This is the python project with spark and flask compatibility. The project fetch trending tweets for a given location from Twitter API and start fetching it with spark streaming and then send it to the front-end with flask compatibility and shows the real time graph of top 10 trending tweets with its count.

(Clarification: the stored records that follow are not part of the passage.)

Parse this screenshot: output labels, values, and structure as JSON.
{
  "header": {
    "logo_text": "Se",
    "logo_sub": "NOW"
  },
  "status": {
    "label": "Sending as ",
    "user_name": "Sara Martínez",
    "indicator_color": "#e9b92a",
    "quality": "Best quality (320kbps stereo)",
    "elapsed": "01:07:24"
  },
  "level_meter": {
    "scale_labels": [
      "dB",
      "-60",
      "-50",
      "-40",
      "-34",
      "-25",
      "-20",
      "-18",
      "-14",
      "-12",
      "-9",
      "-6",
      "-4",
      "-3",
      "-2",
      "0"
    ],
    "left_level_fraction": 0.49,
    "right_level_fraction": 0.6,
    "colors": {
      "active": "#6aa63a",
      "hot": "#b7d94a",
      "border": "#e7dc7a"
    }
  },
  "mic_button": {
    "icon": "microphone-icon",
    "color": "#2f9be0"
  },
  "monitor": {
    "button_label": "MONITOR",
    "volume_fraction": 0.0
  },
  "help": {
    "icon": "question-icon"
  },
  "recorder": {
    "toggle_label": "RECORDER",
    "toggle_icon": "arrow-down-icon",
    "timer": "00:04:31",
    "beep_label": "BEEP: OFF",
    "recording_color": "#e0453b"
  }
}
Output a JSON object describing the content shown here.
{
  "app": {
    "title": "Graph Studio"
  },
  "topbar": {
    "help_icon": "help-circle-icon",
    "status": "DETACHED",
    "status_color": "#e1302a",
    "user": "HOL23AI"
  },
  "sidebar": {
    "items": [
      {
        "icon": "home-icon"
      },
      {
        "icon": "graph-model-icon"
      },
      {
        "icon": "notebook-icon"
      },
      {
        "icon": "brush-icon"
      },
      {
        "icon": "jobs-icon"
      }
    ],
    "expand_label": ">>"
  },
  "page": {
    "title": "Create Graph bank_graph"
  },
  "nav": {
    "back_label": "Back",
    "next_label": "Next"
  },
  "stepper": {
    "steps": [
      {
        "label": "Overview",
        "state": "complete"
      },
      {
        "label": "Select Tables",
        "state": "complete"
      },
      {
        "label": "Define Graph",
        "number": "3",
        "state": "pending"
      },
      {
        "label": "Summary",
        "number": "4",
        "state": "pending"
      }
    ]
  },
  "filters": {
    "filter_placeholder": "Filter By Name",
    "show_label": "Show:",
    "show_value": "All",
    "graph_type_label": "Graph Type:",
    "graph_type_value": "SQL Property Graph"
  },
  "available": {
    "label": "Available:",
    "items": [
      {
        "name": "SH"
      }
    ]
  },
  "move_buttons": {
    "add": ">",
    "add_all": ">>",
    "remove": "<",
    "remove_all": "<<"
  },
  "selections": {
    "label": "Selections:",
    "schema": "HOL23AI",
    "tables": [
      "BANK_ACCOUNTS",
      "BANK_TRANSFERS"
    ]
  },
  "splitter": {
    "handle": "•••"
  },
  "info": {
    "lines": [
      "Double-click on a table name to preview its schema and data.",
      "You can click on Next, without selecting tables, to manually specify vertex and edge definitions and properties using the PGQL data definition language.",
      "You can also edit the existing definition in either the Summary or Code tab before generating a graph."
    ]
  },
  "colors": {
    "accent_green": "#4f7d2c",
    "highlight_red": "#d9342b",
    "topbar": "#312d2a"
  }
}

Project documentation link : Documentation file
CONSUMER_KEY = 'consumer key'
CONSUMER_SECRET = 'consumer secret key'
ACCESS_TOKEN = 'access token'
ACCESS_SECRET = 'access secret key'
1. Open the project TwitterStreaming
2. Run python file 'twitter_app.py'
-> python twitter_app.py
3. Run pythonn file 'spark_app.py'
-> python spark_app.py
4. Run python file 'app.py'
-> python app.py
5. Open the below url in your browser to see the real-time graph
-> http://localhost:5011
+-- TwitterStreaming
| +--static
| +--images
| +--styles
| +--chart.js
| +--templates
| +--chart.html
| +--index.html
| +--search.html
| +--app.py
| +--spark-app.py
| +--tweet.py
| +--twitter_app.py
-
flask: It is a micro web framework written in Python. It is classified as a microframework because it does not require particular tools or libraries.
-
pyspark: It is the Python API to support Apache Spark. Apache Spark is a distributed framework that can handle Big Data analysis. Spark is basically a computational engine, that works with huge sets of data by processing them in parallel and batch systems.
-
requests_oauthlib: It is used to directly fetch new access tokens without going through the normal OAuth workflow
-
tweepy: An easy-to-use Python library for accessing the Twitter API
-
camelcase: is the practice of writing phrases without spaces or punctuation, indicating the separation of words with a single capitalized letter, and the first word starting with either case.